Les labours d’antan, Fraserville (date inconnue)

Nous sommes de retour après plus de 2 mois d’absence en raison de rénovations plus ardues qu’on aurait imaginé. Vous savez, on sait quand ça commence mais pas quand ça finit. Merci de votre patience et de tous vos bons mots durant cette période.

En attendant de compléter le tout à temps perdu, on voulait recommencer tranquillement à vous réécrire et se refaire une plume.

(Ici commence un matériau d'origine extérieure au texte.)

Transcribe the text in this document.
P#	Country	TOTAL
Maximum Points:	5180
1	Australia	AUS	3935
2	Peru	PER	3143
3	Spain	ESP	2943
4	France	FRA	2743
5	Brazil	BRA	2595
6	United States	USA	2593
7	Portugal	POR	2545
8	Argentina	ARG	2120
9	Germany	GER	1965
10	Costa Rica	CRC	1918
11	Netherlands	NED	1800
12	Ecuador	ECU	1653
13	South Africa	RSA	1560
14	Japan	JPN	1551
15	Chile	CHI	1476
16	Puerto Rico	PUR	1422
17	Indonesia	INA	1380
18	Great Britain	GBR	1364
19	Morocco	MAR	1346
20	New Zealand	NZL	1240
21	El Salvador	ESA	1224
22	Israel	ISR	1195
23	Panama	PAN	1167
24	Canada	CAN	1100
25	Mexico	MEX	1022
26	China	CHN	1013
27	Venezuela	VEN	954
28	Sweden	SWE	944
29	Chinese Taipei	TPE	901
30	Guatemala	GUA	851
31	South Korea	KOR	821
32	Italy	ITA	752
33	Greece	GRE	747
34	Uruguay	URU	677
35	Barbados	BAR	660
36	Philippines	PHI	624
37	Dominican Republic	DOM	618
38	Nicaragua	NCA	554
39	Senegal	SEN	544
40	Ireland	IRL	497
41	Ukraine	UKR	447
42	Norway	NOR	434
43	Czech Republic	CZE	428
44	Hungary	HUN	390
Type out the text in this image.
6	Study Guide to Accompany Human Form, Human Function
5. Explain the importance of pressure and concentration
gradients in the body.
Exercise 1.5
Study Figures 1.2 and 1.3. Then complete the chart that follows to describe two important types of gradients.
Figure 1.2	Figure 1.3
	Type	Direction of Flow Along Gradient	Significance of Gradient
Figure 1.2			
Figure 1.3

Nous avons été inspiré par cette image ancienne car on remarque depuis quelques temps un regain de popularité des labours à deux chevaux.

En effet, plus écologique et surtout, excessivement moins dispendieux que l’achat et l’entretien d’une grosse machinerie, de nombreux agriculteurs (jeunes cultivateurs bios et fermiers pré-retraites surtout) ayant de petites surfaces reviennent à cette échelle plus « humaine ».

Par exemple, pour la première fois, l’Institut de technologie Agroalimentaire de La Pocatière offrira un cours de 45 heures unique au Québec sur les travaux aratoires par traction animale. Les inscriptions ont même dépassé les attentes de la coordonnatrice, Madame Carole Cochrane. Ce retour aux sources ramène les hommes à un rythme davantage en lien avec la nature.

De fait, les chevaux obligeant les hommes à s’arrêter pour manger, se reposer voire dormir.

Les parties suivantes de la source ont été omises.